SRC has listed for sale three of the five properties it purchased through the fund, which formed in 2012 and raised $30 million from 14 investors. The fund is targeting a net percentage return “in the mid-teens,” according to founder and general partner Jay Ellis, who added, “We feel really good about that as a minimum.”
Now on the market are Hidden Lake Ranch, a 760-acre property in Pagosa Springs, Colo., which is being offered for $14.9 million; Freestone River Ranch, 204 acres in Summit and Wasatch Counties, Utah, listed at $9 million; and Cañones Creek Ranch, 518 acres, located outside of Chama, N.M., and offered for $6.9 million.
Investors will receive a distribution every time SRC monetizes an asset, said Ellis.
The fund’s strategy is to buy neglected, unused recreational ranch properties ranging in size from 200 to 1,000 acres, at distressed prices, throughout the Rocky Mountain West. It then transforms the properties into a sportsman’s paradise by investing in the creation of natural habitats that support fisheries, water fowl, migratory and upland birds, and big and small game. As a bonus, investors have exclusive use of the properties to camp, hunt and fish until they are sold–the “trout dividend,” as Ellis calls it.
SRC invested $1.8 million in upgrading the Colorado property, $1.3 million in the Utah ranch and $900,000 in the New Mexico location, according to Ellis.

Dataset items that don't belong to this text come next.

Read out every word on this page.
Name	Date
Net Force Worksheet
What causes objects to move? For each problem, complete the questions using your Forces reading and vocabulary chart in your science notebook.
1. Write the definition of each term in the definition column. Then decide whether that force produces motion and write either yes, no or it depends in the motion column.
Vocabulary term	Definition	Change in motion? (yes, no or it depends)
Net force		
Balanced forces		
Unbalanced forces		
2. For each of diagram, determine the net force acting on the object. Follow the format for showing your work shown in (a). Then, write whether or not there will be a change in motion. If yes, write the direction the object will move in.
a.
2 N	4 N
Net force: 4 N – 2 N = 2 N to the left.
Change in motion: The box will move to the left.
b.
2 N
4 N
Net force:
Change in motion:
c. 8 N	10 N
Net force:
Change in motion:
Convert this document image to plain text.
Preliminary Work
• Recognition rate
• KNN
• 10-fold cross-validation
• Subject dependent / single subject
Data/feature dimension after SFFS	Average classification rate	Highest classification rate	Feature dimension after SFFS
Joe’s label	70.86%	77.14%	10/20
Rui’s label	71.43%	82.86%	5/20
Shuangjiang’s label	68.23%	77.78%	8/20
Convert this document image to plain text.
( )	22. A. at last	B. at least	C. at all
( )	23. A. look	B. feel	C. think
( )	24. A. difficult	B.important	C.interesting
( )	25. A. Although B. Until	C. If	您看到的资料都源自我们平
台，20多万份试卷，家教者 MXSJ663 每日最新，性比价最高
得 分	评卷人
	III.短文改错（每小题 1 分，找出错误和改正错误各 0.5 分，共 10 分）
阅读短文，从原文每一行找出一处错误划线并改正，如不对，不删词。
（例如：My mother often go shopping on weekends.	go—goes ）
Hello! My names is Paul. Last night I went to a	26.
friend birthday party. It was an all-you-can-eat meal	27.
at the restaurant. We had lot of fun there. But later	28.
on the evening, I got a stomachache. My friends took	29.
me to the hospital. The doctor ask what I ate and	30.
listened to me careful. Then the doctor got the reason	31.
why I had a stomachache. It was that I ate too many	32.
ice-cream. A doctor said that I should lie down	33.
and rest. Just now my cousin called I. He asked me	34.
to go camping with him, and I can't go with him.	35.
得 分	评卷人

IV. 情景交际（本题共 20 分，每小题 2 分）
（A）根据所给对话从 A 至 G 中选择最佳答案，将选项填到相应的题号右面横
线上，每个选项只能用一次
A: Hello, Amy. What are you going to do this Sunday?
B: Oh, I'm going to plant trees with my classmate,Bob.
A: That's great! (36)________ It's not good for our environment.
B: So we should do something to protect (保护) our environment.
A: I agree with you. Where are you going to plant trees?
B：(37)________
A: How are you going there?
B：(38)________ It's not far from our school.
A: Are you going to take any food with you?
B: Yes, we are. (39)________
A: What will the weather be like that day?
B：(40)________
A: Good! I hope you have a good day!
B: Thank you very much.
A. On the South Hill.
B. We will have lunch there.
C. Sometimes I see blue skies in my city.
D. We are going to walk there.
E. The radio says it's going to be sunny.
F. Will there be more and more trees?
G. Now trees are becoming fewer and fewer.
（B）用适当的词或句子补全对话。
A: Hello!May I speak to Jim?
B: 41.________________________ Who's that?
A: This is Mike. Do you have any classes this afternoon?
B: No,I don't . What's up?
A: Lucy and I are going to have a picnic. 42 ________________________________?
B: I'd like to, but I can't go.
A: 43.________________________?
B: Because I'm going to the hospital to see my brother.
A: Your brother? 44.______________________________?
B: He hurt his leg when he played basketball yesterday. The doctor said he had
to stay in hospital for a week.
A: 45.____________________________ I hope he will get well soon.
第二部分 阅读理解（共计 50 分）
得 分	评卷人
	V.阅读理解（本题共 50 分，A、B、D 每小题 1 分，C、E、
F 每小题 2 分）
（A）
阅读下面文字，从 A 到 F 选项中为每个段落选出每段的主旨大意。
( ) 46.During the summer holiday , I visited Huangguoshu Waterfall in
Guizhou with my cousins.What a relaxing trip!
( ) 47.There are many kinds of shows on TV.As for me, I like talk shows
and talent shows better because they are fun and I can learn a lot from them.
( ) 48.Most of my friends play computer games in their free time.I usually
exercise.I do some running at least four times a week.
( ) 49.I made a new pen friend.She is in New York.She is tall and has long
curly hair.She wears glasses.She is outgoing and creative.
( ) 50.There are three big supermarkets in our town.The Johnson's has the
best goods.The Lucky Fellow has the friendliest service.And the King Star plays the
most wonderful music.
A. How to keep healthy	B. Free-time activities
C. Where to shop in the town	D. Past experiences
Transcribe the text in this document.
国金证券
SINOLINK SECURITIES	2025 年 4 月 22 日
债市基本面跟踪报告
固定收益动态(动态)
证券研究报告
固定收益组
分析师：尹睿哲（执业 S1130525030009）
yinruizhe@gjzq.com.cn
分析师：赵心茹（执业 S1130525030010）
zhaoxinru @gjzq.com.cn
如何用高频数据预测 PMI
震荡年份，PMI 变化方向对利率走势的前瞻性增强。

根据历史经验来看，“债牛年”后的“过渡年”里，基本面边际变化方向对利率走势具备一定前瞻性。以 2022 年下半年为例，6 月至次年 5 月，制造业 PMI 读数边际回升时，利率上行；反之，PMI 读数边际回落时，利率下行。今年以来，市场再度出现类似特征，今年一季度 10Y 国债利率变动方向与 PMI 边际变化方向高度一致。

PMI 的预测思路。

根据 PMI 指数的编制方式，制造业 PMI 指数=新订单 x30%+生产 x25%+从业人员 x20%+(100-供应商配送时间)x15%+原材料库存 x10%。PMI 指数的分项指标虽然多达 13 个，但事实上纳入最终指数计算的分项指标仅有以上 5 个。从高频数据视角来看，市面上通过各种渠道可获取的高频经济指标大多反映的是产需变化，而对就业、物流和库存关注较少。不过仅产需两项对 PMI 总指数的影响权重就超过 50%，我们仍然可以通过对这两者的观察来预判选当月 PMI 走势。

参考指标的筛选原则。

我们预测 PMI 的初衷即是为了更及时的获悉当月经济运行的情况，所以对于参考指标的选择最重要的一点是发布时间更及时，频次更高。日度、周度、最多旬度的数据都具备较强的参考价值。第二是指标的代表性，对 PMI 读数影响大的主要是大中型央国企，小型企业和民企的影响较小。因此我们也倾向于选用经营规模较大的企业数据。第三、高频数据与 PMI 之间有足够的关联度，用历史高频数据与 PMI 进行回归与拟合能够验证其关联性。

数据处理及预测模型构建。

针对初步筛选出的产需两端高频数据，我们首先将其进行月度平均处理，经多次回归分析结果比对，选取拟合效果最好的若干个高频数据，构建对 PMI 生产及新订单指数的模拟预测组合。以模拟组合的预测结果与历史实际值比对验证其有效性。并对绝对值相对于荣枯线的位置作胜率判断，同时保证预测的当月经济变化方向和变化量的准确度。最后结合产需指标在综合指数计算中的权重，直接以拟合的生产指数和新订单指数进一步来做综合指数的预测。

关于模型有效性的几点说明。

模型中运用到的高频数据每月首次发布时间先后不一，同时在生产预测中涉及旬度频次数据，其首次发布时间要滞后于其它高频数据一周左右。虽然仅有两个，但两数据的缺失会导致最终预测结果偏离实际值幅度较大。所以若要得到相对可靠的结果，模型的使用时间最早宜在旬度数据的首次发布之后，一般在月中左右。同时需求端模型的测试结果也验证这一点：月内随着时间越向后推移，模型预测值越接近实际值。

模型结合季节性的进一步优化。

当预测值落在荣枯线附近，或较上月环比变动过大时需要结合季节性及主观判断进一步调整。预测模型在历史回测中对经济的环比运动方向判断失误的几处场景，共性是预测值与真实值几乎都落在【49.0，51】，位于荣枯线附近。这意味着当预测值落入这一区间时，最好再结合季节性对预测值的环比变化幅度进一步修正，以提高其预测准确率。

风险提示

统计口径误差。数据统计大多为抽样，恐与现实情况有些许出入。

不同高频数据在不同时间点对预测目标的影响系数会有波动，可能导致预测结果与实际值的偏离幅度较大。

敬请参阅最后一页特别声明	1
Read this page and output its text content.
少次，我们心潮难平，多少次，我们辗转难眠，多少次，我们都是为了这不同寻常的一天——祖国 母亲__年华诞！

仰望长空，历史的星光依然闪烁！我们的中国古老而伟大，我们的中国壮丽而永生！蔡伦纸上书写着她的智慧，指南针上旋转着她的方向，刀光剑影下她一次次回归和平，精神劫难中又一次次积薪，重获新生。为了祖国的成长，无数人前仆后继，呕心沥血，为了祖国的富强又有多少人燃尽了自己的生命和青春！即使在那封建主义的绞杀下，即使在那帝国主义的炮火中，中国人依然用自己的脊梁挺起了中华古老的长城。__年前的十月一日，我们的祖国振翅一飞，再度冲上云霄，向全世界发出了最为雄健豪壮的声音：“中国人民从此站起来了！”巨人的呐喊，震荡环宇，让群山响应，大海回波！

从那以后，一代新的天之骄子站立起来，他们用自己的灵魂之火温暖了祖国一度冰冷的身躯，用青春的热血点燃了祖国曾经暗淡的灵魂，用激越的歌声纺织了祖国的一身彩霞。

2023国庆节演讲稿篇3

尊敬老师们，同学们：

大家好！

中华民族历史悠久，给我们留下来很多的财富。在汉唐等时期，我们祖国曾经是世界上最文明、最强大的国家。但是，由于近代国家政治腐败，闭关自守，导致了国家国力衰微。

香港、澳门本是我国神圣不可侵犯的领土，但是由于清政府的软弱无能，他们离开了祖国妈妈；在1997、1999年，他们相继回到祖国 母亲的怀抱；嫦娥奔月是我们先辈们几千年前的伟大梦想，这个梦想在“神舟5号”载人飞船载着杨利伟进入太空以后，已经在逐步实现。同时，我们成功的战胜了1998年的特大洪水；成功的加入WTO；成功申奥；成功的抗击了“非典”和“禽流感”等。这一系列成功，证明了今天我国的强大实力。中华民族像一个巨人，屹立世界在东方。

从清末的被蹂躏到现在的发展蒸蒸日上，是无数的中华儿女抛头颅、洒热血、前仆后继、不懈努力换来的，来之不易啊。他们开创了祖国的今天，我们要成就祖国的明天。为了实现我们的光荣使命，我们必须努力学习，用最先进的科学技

The remaining two properties the fund purchased likely won’t go on the market until next year.
Pickens, a longtime friend of Ellis, is an SRC partner and acts as one of Ellis's advisors on the project.
Double-Edged Sword
Ellis noted “it’s a seller’s market” for trophy ranches. While that’s good for SRC and its investors, that same seller’s market is proving to be a double-edged sword. SRC has yet to officially launch its second fund precisely because of a scarcity of properties that meet its strict criteria for value, size, location, scenic beauty and availability of on-site water resources.
“I’m looking for acquisitions but there just aren’t any at the price point I want,” said Ellis. “Sellers are much more discerning about what they will take.”
SRC’s planned second fund has a target raise of $50 million and, according to Ellis, attracting investors is not the problem.
Investor interest in a second SRC fund “is overwhelming but there’s no reason to call capital on that, there’s no reason to start deploying capital, and there’s no reason to start charging a management fee when I’m not deploying it,” said Ellis. “Until I find a reason to deploy that capital I’m not going to officially launch [the second fund]. I’m not going to start actively raising the money. My anchor is set and until I can come with an acquisition or two there’s just no reason to get busy.”
When SRC’s second fund launches, it will look to acquire eight to 10 properties. Beyond the larger portfolio of assets and capital raise, Ellis does not plan to change anything about his strategy.
“Going forward, it’s going to be very interesting. It’s an asset class that people have accepted and shown great interest in as far as a real estate diversification,” said Ellis. “It’s been a great thing for us.”